Bandung –
Pemanfaatan energi baru terbarukan (EBT) sebenarnya sudah ada di Indonesia sejak lama. Terbukti dari adanya Pembangkit Listrik Tenaga Air (PLTA) yang sudah ada sejak zaman penjajahan Belanda.
Salah satunya adalah PLTA Bengkok yang berlokasi di Bandung, Jawa Barat. PLTA ini sudah beroperasi sejak 1923 dan hingga saat ini masih difungsikan oleh PT PLN (Persero) melalui subholding PLN Indonesia Power (PLN IP).
PLTA Bengkok ini menjadi salah satu sumber listrik bersih bagi area Bandung dan sekitarnya. Pembangkit ini juga telah diakui sebagai bangunan cagar budaya di Kota Bandung. Demi menjaga orisinalitasnya, hingga sekarang pengoperasian masih menggunakan mesin dan peralatan asli yang dioperasikan secara manual.
Memang yang menarik dari PLTA Bengkok saat ini adalah ternyata sebagian besar dari komponen generatornya masih original dari saat pertama kali beroperasi. Artinya mesinnya juga sudah berusia 101 tahun.
Team Leader PLTA Bengkok, Dwi Wijanarko menjabarkan, bagian komponen pembangkit generator 100% masih oem Belanda yang disuplai dari General Electric (GE). Selain itu governornya juga masih 100% oem.
Generator PLTA Bengkok berusia 101 tahun yang masih beroperasi Foto: Danang Sugianto/detikcom
“Kecuali turbin, itu karena butuh perbaikan kita pakai 100% produk lokal. Alhamdulillah itu juga membuktikan kita bisa membuat turbin sendiri dengan kualitas yang bisa menyamai,” tuturnya di PLTA Bengkok, Bandung.
Nah yang menariknya adalah, PLTA Bengkok pernah melakukan diskusi dengan GE untuk meminta masukan bagaimana merawat generator buatannya itu yang sudah berusia 1 abad lebih. Tapi malah GE yang merasa keheranan, sebab seharusnya generatornya itu hanya bisa beroperasi paling lama 40 tahun.
“Kami minta masukan ke GE bagaimana merawat generator kami yang sudah berusia 1 abad. Tapi malah GE bilang sepertinya kami yang harus benchmark ke Indonesia karena harusnya generator kami usianya hanya 30-40 tahun,” terangnya.
Krusial buat Hindia Belanda
Dengan usianya yang sudah cukup tua, PLTA Bengkok memiliki sejarah panjang dan telah menjadi cagar budaya. PLTA yang dibangun pada 1922 itu awalnya ditujukan oleh pemerintah Hindia Belanja untuk memasok listrik ke pabrik kertas N.V Papieren Fabriek yang saat bernama Pabrik Kertas Leces.
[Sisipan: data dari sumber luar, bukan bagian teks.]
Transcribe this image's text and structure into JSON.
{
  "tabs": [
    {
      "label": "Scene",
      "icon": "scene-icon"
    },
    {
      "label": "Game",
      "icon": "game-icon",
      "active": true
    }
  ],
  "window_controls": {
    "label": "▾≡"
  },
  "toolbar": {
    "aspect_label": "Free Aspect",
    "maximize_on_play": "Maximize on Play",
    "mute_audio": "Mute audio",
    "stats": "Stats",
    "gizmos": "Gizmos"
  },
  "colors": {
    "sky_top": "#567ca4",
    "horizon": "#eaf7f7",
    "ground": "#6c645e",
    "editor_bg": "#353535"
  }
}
Selain itu listriknya juga dialiri untuk kebutuhan radio legendaris Malabar. Radio itu menjadi sangat penting karena salah satu fungsinya untuk menyampaikan informasi dari pemerintah Hindia Belanda ke pemerintah Belanda yang jaraknya puluhan ribu km.
“Nah itu listriknya disuplai dari PLTA Bengkok. Jadi PLTA ini sangat krusial pada zamannya,” tambahnya.
Ruang operasional PLTA Bengkok Foto: Danang Sugianto/detikcom
Sayangnya Radio Malabar yang menjadi saksi tangguhnya PLTA Bengkok dimusnahkan oleh para pejuang. Sebab saat itu pejuang Indonesia tidak ingin pemerintah Hindia Belanda menyampaikan informasi ke Belanda bahwa Indonesia telah merdeka.
PLTA Bengkok sendiri memiliki 3 unit generator yang masing-masing memiliki kapasitas 1,05 MW, sehingga kalau ditotal 3,15 MW. Namun saat ini dioperasikan hanya 1 unit generator yang mengolah air dari sungai Cikapundung.
Saat ini PLTA Bengkok hanya mengaliri listrik untuk kebutuhan masyarakat sekitar aja. Ada sekitar 2-3 ribu rumah yang saat ini listriknya bersumber dari pembangkit listrik bersejarah itu.